Edit me

Step 2.1: Generation of gene/transcript-level counts

Protocol 2: Estimated counts using graph-based or similar approaches

A more recent alternative to alignment-based methods both dramatically increases the speed of the analysis and resolves some of issues that make analysis of transcripts or gene families problematic using alignment-based approaches. These methods use an alternative approach that performs essentially a very lightweight ‘alignment’ that speeds up analysis, sometimes by orders of magnitude. These approaches also generate (as output) estimated counts that can be imported into standard R-based workflows, thus combining the initial two steps in the alignment-based approach above.

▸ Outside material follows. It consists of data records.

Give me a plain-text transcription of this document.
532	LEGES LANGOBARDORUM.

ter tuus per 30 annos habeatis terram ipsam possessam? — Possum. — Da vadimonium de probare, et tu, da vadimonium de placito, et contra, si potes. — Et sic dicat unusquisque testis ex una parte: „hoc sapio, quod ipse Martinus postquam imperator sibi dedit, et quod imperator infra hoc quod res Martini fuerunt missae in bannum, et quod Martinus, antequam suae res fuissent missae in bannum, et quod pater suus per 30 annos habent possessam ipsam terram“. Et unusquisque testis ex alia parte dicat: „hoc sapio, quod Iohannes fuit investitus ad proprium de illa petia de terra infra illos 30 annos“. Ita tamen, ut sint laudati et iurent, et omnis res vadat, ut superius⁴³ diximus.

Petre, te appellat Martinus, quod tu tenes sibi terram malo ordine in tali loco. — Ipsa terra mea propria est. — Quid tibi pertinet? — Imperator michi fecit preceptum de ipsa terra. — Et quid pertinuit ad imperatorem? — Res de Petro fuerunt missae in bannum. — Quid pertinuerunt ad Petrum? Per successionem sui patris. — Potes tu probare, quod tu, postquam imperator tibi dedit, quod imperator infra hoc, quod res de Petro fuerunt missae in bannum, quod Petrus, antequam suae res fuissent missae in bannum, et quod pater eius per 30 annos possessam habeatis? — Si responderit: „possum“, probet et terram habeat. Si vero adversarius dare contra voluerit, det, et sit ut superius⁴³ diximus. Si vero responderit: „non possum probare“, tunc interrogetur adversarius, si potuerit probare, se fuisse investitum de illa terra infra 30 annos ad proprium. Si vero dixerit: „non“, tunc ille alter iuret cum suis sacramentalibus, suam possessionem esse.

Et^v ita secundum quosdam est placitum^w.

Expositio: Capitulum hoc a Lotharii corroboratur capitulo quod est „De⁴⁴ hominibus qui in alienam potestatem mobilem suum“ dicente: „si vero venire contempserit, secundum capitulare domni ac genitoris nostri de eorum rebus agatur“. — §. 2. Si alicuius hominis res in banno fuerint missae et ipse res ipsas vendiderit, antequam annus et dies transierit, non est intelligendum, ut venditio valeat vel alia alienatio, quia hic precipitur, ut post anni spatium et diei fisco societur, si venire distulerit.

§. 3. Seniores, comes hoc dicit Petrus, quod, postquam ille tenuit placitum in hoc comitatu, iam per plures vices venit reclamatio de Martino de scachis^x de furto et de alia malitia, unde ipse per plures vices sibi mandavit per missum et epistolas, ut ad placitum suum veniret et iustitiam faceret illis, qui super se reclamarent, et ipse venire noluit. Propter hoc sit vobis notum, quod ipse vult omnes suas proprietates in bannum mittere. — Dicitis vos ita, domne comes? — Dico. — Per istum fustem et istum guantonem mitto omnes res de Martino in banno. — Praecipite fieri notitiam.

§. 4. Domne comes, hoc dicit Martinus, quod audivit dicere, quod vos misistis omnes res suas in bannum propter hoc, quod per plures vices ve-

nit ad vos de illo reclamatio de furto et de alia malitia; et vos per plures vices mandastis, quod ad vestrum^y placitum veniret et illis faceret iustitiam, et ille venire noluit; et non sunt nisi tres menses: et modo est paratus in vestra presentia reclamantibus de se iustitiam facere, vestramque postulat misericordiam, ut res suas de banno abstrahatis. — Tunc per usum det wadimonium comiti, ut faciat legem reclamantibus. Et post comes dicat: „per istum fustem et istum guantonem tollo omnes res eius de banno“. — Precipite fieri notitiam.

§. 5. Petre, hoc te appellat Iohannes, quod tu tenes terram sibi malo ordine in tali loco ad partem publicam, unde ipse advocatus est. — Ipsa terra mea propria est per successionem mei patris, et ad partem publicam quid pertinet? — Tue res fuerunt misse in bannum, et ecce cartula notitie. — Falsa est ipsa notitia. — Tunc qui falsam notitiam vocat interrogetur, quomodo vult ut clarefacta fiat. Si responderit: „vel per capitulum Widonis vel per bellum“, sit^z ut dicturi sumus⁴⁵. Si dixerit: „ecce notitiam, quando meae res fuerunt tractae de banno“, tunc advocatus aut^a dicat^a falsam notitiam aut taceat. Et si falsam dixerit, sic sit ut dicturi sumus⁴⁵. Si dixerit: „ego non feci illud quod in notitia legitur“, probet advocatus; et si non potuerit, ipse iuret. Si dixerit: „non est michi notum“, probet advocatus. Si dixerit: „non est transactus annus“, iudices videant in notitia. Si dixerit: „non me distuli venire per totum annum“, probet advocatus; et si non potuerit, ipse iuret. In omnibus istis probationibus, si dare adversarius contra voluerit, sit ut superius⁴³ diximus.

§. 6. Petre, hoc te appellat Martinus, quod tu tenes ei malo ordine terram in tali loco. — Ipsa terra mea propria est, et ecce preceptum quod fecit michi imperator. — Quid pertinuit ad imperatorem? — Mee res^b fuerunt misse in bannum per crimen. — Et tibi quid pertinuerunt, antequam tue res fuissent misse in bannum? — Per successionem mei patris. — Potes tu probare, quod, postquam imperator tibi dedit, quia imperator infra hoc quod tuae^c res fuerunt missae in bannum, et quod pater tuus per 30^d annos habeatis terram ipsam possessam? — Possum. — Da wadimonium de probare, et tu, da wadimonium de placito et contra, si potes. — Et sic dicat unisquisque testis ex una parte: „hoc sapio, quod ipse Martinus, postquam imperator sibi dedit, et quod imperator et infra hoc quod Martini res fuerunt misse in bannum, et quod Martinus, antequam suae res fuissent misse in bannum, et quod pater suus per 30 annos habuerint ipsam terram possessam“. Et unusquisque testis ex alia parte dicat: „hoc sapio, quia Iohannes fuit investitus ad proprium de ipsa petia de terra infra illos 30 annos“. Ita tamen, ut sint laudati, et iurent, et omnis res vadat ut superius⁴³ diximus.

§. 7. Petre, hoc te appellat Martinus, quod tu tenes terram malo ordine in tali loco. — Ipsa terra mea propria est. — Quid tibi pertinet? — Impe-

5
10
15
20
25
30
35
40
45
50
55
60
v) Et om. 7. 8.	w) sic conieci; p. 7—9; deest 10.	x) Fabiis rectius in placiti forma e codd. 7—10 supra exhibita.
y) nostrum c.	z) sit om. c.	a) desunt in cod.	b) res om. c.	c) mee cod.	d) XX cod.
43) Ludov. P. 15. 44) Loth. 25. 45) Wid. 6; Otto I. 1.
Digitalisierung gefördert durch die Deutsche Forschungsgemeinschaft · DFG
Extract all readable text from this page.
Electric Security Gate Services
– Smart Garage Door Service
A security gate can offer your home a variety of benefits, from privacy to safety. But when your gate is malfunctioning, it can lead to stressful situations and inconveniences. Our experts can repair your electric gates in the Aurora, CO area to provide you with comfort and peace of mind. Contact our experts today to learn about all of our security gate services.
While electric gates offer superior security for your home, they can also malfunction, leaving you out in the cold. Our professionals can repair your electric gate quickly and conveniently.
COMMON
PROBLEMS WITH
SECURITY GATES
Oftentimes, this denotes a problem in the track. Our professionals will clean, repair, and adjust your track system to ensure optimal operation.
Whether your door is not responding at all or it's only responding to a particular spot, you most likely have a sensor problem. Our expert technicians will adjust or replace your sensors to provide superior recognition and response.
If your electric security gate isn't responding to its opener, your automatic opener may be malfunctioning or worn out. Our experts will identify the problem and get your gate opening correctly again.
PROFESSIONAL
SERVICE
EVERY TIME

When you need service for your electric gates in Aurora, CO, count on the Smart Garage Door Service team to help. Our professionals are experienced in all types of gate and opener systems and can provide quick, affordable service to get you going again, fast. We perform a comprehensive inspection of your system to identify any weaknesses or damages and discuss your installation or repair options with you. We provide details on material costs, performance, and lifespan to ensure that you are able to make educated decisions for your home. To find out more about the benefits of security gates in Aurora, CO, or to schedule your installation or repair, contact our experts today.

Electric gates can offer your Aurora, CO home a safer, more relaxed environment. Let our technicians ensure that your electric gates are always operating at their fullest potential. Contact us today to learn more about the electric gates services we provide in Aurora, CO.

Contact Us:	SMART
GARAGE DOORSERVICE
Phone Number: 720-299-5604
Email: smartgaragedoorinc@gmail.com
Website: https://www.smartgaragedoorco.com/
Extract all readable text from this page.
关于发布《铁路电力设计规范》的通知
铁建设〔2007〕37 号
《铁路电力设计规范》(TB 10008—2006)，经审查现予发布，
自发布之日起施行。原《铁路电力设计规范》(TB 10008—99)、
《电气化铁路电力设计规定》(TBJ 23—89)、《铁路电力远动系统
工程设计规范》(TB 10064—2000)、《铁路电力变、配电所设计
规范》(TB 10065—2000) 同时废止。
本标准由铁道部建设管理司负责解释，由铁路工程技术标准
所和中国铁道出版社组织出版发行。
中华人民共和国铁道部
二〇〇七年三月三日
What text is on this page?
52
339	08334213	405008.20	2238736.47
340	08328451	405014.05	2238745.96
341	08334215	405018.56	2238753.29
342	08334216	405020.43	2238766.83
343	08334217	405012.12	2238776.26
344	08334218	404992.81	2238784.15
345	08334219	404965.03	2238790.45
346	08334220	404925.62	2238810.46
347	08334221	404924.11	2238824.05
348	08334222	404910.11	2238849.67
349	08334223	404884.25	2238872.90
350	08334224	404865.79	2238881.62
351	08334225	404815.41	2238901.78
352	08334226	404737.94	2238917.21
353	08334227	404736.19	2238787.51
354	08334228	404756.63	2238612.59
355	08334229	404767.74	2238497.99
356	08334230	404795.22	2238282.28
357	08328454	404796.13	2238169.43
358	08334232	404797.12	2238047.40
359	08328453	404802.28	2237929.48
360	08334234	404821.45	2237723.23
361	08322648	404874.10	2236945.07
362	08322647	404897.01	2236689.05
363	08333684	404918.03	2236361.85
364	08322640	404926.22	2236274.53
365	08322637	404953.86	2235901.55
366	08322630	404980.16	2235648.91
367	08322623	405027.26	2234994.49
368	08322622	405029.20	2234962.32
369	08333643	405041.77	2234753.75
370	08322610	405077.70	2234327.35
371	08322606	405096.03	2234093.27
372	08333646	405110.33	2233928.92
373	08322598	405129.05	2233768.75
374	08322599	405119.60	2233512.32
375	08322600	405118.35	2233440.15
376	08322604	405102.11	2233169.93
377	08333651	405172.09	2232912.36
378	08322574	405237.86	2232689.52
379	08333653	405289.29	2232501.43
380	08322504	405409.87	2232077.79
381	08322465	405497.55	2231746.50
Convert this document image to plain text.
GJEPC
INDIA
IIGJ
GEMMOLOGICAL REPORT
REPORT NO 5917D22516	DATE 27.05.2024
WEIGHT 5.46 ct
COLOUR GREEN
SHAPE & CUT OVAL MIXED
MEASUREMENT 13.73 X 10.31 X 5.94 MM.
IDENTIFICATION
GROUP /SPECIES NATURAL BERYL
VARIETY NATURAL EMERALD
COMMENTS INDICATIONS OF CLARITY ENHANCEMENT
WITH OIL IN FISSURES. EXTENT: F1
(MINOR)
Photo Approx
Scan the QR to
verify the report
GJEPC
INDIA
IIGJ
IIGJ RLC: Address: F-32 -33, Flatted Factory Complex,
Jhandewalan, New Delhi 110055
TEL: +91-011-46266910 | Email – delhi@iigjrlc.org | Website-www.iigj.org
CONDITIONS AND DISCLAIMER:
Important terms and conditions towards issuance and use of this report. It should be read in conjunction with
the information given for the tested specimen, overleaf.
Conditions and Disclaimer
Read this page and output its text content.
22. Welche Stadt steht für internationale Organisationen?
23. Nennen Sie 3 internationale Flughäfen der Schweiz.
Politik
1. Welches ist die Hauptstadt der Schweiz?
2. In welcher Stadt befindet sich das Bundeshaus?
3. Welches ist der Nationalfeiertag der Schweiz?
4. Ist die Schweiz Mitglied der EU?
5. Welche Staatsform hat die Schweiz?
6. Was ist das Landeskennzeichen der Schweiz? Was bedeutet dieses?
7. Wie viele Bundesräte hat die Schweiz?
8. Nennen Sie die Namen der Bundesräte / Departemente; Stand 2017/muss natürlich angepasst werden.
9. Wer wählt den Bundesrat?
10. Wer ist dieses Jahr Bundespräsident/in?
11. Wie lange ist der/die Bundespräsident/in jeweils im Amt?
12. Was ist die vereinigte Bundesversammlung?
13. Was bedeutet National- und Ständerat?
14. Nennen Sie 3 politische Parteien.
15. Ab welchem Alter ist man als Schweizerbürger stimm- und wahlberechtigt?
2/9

The speedups are based on the tool being used and are accomplished in slightly different ways, such as mapping kmers from the reads to a transcriptome-based de bruijn graph (exemplified by kallisto1 or ‘quasi-mapping’ of reads to transcript positions in a simple transcriptome-based index (e.g. Salmon2). These are normally followed by an expectation maximization (EM) step to resolve ambiguous assignments, re-proportioning reads based on evidence from the overall analysis. Estimates of read counts to the transcripts can then be generated and used in downstream analyses. For more background, a good independent summary of the ‘pseudo-alignment’ approach is found here. The EM step in particular has proven useful in finding additional genes or transcripts in data that were missed using alignment-based approaches, which normally skip ambiguously mapped sequences.

A key difference in these procedures from the alignment approach is the tools require a transcriptome data set (not a reference genome). This may be a problem if your reference genome annotation isn’t of reasonably high quality, for instance if the transcripts described aren’t well-annotated or incomplete. However, these tools are of great use for well-characterized genomes such as human and mouse, and can also be used with transcriptome assemblies.

Note, as these analyses generate estimated read counts as part of their output, you can skip Step 2.2

Bibliography

  1. Bray, N. L., Pimentel, H., Melsted, P., & Pachter, L. (2016). Near-optimal probabilistic RNA-seq quantification. Nature biotechnology, 34(5), 525. 

  2. Patro, R., Duggal, G., Love, M. I., Irizarry, R. A., & Kingsford, C. (2017). Salmon provides fast and bias-aware quantification of transcript expression. Nature methods, 14(4), 417.